Внучка - Шлинк Бернхард. Страница 9
Он не стал читать дальше. И снова несколько недель не заходил в комнату Биргит. Он ждал, когда время заживит рану, нанесенную ее смертью, но рана не заживала. Утром он уходил в магазин, а вечером возвращался домой, ел обычно либо все тот же рис с курицей из микроволновки, либо, когда забывал его купить, пиццу у итальянца на углу, по воскресеньям заставлял себя выходить на прогулку, а если шел дождь, отсиживался в кинотеатре, несколько раз принимал приглашения своих озабоченных его состоянием сотрудников на семейный ужин, по вечерам, за чтением очередной новинки, пил больше, чем прежде. Кончилась весна, наступило грозовое лето. Ему нравилось смотреть из окон магазина на черные тучи, на взметаемые ветром клубы пыли вперемешку с листьями и бумажками, бежать домой под проливным дождем, сквозь гром и молнии, промокнуть до костей, продрогнуть, а потом согреться под горячим душем – все это оказывало на него благотворное действие. А когда, вытершись после душа и надев махровый халат, он ходил по квартире, в голове у него мелькало: «Еще не погасла в тебе, старый мерин, искра жизни!»

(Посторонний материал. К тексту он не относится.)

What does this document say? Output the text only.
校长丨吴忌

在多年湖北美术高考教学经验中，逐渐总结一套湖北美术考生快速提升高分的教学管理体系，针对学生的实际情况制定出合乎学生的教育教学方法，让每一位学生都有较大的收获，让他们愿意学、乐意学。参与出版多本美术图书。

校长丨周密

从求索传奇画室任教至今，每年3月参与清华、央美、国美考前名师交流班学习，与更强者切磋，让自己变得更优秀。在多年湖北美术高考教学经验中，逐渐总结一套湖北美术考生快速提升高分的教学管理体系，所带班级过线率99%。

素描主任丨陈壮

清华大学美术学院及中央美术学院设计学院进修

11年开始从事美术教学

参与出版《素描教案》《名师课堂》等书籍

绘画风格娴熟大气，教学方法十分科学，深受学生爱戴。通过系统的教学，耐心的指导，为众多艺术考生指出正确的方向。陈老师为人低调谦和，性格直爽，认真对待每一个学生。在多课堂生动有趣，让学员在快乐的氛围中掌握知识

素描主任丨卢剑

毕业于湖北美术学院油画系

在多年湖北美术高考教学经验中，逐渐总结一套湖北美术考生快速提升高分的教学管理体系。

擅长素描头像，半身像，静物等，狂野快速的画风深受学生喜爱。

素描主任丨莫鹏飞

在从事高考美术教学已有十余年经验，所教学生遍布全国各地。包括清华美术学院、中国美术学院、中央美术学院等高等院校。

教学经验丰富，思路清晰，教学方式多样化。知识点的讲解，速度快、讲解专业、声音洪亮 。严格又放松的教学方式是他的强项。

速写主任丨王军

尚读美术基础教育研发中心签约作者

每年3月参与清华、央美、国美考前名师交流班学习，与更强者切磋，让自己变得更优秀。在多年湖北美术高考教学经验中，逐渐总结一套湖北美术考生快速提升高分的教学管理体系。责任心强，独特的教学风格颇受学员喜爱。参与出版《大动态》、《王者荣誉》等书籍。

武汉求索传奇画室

Как-то раз вечером он вдруг почувствовал полное безразличие к судьбе Эвридики. Он много выпил, и в нем вдруг вскипел гнев на Биргит, гнев, в который превращается скорбь, которая больше не может терпеть свое бессилие. Этот эгоцентризм, эта беспощадность, это ослиное упрямство, это вечное нытье! Почему он всегда должен был ей угождать, терпеть все эти ее порывы и взрывы, убирать ее блевотину?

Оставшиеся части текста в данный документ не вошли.